If there was any concern about the spread of artificial intelligence (AI) in the marketing ecosystem, the 390 delegates at this year’s PHD BrainScape conference no longer feel it.
Banyan Tree’s Bluewaters Forum conference, which brought together marketers, agency professionals and media owners, gave them a broad perspective on the opportunities and benefits for the marketing community, businesses and the creative economy.
The event brought together Mark Holden, PHD’s Global Strategy Director, Alex Connock, Senior Fellow at Saïd Business School, University of Oxford, author and entrepreneur, and social scientist, researcher, author and entrepreneur, Léa Steinacker.
They shared their individual perspectives on what the future holds for marketing and media professionals in the world of AI and how to grow and thrive in it.

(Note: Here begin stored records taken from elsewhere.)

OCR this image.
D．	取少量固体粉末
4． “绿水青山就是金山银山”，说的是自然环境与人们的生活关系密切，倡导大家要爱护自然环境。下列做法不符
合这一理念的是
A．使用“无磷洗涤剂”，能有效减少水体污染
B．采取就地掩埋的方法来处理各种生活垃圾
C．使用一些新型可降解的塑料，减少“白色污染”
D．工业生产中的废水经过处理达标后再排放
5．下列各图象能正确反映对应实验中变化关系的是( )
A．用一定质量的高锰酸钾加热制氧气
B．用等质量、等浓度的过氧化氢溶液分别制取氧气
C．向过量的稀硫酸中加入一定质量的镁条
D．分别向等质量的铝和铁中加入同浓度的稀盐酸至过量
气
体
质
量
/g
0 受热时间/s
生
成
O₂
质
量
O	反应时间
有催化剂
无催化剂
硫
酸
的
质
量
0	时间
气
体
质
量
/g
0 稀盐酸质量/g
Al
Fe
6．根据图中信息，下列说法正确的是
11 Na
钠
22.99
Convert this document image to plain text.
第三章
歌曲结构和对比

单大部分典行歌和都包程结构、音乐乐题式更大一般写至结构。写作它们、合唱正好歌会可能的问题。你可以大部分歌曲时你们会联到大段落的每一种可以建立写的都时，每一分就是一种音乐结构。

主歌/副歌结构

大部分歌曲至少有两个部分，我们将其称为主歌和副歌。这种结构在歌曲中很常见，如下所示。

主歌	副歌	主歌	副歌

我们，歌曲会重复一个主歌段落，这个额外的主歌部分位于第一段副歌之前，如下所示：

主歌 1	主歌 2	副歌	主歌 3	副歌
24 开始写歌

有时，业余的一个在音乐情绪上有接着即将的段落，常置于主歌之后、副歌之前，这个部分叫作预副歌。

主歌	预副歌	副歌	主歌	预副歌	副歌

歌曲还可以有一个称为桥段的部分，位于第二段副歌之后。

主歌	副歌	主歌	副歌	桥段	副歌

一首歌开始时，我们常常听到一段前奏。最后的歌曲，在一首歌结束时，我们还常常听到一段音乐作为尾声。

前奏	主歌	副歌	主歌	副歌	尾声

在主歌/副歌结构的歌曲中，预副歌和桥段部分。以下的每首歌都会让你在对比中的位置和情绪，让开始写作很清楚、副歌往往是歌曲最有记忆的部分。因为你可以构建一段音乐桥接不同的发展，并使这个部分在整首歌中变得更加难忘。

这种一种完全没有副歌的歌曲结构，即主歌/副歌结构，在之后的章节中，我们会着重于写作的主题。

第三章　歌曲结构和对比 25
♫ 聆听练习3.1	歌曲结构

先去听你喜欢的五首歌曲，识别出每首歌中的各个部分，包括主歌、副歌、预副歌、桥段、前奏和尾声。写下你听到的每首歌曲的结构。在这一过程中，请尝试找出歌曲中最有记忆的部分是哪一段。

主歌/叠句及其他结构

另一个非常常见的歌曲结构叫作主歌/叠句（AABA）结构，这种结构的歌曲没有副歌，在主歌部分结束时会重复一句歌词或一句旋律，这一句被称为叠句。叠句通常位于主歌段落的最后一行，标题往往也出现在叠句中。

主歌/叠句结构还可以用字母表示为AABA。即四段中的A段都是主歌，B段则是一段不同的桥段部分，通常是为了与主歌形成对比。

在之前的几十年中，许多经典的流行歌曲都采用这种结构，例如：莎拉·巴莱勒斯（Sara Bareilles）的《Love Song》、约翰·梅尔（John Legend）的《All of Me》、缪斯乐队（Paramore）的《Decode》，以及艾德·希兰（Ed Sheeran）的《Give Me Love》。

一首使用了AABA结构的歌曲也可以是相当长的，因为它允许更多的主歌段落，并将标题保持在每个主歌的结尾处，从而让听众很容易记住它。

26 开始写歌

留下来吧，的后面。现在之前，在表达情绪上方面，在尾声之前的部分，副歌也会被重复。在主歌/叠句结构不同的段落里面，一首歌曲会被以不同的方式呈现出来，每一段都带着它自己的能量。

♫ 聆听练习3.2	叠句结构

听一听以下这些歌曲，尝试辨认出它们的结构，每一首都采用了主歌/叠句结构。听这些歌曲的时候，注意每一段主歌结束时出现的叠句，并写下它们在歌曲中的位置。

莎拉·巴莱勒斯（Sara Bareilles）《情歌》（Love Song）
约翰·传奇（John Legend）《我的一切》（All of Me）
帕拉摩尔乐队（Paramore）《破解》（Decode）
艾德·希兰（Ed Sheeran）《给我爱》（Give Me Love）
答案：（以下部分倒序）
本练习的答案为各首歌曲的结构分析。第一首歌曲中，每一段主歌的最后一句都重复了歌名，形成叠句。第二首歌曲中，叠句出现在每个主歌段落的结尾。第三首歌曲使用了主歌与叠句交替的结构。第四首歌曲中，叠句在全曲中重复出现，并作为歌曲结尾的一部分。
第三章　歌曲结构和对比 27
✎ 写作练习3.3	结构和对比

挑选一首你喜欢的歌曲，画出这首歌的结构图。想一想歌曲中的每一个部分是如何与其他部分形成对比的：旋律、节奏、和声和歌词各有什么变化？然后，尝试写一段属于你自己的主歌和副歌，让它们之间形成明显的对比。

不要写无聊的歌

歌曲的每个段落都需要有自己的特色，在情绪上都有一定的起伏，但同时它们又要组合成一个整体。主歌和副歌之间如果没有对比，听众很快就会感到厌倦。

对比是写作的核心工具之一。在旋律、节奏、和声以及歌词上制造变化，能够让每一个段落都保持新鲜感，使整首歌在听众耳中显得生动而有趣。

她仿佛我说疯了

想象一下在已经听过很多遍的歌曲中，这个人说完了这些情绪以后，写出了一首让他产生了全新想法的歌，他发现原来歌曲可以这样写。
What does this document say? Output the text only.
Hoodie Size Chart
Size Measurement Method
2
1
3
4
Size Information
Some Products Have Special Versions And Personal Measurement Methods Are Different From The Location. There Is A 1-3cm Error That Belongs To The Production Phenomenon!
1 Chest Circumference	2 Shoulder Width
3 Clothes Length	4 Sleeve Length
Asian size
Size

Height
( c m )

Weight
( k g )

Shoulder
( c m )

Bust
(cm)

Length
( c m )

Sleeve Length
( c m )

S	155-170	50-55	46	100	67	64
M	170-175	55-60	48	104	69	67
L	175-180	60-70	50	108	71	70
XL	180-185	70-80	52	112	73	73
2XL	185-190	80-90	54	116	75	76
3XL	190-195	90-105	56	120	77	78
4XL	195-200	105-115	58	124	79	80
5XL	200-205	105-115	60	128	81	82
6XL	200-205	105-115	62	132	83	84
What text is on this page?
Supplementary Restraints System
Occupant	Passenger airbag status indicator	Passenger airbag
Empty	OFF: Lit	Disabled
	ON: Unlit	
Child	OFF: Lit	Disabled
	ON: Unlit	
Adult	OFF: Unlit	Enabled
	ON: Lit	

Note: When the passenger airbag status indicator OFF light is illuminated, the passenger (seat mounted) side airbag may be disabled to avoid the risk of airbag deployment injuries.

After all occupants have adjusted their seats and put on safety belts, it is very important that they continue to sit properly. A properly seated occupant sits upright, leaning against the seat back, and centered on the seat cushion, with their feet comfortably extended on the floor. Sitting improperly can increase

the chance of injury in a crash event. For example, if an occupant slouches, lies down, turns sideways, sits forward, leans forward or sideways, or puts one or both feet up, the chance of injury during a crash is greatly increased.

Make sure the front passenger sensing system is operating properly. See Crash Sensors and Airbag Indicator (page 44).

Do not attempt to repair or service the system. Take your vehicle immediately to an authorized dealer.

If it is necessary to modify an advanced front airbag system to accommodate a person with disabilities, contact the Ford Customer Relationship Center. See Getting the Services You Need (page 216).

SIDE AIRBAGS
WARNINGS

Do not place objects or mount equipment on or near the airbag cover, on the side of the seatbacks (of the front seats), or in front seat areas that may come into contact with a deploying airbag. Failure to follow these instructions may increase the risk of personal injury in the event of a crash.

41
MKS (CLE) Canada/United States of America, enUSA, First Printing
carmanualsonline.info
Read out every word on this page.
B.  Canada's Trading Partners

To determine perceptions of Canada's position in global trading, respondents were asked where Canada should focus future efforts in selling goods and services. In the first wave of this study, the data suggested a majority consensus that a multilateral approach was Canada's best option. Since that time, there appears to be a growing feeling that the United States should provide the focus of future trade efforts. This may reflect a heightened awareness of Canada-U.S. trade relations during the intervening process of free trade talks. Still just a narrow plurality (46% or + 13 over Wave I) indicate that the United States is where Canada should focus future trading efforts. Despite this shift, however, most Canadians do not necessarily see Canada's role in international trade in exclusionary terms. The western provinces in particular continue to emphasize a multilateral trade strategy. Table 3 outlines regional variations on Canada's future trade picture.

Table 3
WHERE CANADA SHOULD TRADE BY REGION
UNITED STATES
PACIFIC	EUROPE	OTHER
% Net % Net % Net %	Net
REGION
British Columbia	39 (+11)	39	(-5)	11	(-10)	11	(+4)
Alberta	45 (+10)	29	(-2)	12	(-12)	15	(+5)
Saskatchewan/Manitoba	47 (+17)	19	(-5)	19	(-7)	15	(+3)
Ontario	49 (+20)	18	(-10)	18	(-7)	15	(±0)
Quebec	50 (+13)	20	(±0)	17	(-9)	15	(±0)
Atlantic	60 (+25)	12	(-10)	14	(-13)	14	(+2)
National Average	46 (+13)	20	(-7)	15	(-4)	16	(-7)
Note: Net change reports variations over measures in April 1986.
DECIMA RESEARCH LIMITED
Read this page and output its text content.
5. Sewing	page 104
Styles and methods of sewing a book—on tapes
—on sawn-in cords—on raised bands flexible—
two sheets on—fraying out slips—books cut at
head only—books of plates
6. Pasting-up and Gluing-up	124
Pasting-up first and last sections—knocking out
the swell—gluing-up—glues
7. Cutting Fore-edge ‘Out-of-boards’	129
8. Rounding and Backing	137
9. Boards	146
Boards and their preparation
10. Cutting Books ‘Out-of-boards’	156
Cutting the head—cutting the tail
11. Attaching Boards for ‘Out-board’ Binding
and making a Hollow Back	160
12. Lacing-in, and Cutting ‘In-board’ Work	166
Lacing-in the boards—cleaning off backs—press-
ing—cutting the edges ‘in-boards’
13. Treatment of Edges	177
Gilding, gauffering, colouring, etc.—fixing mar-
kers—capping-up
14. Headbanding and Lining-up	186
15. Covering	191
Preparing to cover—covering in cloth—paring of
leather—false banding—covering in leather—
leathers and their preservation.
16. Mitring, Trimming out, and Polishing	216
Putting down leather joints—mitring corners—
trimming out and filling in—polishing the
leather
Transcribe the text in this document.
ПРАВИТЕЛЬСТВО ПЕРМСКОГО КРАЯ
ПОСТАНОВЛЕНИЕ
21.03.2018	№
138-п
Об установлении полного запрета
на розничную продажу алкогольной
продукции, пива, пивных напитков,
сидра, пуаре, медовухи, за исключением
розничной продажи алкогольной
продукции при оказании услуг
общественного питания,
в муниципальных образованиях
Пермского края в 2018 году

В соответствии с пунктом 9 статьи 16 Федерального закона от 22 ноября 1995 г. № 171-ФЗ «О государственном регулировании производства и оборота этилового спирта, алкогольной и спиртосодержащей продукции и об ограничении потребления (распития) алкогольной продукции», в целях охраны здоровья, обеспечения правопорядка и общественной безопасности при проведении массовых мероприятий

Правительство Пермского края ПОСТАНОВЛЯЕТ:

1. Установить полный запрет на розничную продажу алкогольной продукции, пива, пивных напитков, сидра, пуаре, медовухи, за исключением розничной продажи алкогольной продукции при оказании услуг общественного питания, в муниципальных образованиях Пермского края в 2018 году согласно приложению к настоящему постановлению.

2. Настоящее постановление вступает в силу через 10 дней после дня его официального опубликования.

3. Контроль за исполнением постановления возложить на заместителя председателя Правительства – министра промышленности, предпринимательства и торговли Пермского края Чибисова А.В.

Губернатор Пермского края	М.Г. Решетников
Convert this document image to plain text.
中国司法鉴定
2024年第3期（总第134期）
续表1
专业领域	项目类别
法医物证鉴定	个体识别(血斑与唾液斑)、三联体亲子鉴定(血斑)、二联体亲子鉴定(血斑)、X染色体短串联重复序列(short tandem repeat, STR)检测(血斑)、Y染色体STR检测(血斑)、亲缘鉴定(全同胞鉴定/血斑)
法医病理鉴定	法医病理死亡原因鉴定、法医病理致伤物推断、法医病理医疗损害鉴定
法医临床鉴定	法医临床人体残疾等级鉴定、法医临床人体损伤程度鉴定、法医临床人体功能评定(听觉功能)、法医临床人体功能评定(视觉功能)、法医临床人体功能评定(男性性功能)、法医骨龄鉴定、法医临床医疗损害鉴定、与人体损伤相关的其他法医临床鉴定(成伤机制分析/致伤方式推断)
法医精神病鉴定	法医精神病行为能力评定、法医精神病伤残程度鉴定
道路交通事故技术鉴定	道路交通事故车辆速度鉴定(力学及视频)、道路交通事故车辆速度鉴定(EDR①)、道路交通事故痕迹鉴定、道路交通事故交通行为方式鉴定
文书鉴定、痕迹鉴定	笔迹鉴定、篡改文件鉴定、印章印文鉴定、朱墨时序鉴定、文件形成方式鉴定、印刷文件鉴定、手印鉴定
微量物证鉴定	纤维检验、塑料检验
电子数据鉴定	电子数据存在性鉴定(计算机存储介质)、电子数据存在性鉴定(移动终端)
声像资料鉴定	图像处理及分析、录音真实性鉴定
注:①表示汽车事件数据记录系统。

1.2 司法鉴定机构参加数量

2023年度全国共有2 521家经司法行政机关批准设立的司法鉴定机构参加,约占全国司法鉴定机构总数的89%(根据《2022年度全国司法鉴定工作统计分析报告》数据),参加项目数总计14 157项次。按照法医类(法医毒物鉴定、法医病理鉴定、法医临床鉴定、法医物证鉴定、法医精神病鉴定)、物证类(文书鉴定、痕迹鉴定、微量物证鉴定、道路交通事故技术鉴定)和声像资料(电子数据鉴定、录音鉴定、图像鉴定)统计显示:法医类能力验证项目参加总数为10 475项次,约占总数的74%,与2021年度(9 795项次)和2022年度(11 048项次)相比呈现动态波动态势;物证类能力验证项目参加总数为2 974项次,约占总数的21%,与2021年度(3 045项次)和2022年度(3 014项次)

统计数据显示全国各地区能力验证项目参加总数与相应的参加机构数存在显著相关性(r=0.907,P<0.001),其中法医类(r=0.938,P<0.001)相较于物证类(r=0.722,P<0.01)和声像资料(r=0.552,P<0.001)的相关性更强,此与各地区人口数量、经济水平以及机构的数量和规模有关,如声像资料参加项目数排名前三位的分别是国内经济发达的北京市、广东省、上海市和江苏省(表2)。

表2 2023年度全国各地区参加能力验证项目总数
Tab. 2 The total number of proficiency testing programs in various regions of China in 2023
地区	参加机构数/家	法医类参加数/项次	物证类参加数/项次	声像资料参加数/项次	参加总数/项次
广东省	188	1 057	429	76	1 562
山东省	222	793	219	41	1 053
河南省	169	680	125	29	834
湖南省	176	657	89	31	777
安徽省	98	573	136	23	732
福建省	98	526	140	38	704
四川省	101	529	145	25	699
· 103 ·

AI: A Tool Controlled by Humans
The first key takeaway is that AI, as a tool and colleague, which relies on training data and prompts to execute commands, will continue to require human intervention.
This allows us to maintain control. Another point is that creative work and innovation require motivation and emotion. However, current AI models of creativity focus mainly on cognitive dimensions and lack cultural context and personality factors.
“Our gut is often called our second brain and plays a major role in our ability to sense and analyze,” Steinacker says. “AI models can’t replicate that, nor the irreverence and unpredictability of human genius. It allows us to look and move forward rather than constantly looking back.”
At the event, Steinacker explained that the future belongs to those who can develop these “centaur skills,” combining human creativity with the computing power of AI.
Connock explained that AI would lead to a creative explosion. “It will happen with AI (and) not in spite of it. It doesn’t mean we lose our creative power to technology, because we are still the ultimate creators,” he said.
Connock also highlighted the possibility for media outlets to license their data to train AI models, providing a solution to the thorny copyright issue. He also addressed the crucial issue of using AI for reinforcement learning and recommendation engines to surface content, brands and products, while consumers are modelled and primed for optimisation.
“What’s really exciting is the developments in emotional intelligence models, generative search and AI optimization,” he said. “Marketers who can master these areas will have a larger market share in the future. And that starts now, not five years from now.”
However, human marketers need better training on AI
At the event, Holden shared the results of a survey of 700 global marketers conducted by PHD and WARC, which highlighted the urgency of removing barriers to AI.
The results revealed that 86% of marketers, from both internal brand teams and agencies, do not have sufficient knowledge levels to lead their respective organizations/clients in AI.
This highlights the importance of acquiring, developing and applying knowledge for marketers in the region.
Technical apprehension is another major barrier. Holden revealed that the lack of technical expertise in generative AI is particularly felt among client-side marketers.
“Current-generation AI is a major Cambrian explosion that will change the world,” Holden said. “We all need to prepare for it now.”
Holden also predicted that marketers need to prepare for the next era of AI. “After an initial period of experimentation, companies need to prepare for the coming acceleration era (2026-2028), where AI integration will increase rapidly,” he said.
Holden explained that investing in AI-focused training and development is critical to scaling AI solutions across an organization and building marketer skills.
“The real magic happens when we use Gen-AI and machine learning to build enterprise AI, leveraging Frontier models to move from assistants to agents,” Holden said, and further explained that CMOs can expect to become owner-operators of their organization’s large language models, acting as orchestrators of these interoperable capabilities.
“By then, AI agents may well be considered staff, but making executive decisions on top of AI will require human empathy and intuition,” Holden said.
The world of AI is here
Dan Shepherd, Co-Managing Director of PHD MENA, closed the event by emphasizing that AI is “here and it’s here to stay.”
According to him, the industry is heading towards a “synthetic future,” with more than 13,000 AI tools already available.
“Our message to our colleagues and partners is simple: go out, test, try and learn, now,” he said.
Shepherd testified that the PHD team has been integrating AI into its operations for 10 years.
“We are really seeing the change, the impact and the results. The digital transformation of marketing will accelerate with this momentum and create many opportunities for marketers at all levels,” Shepherd concludes.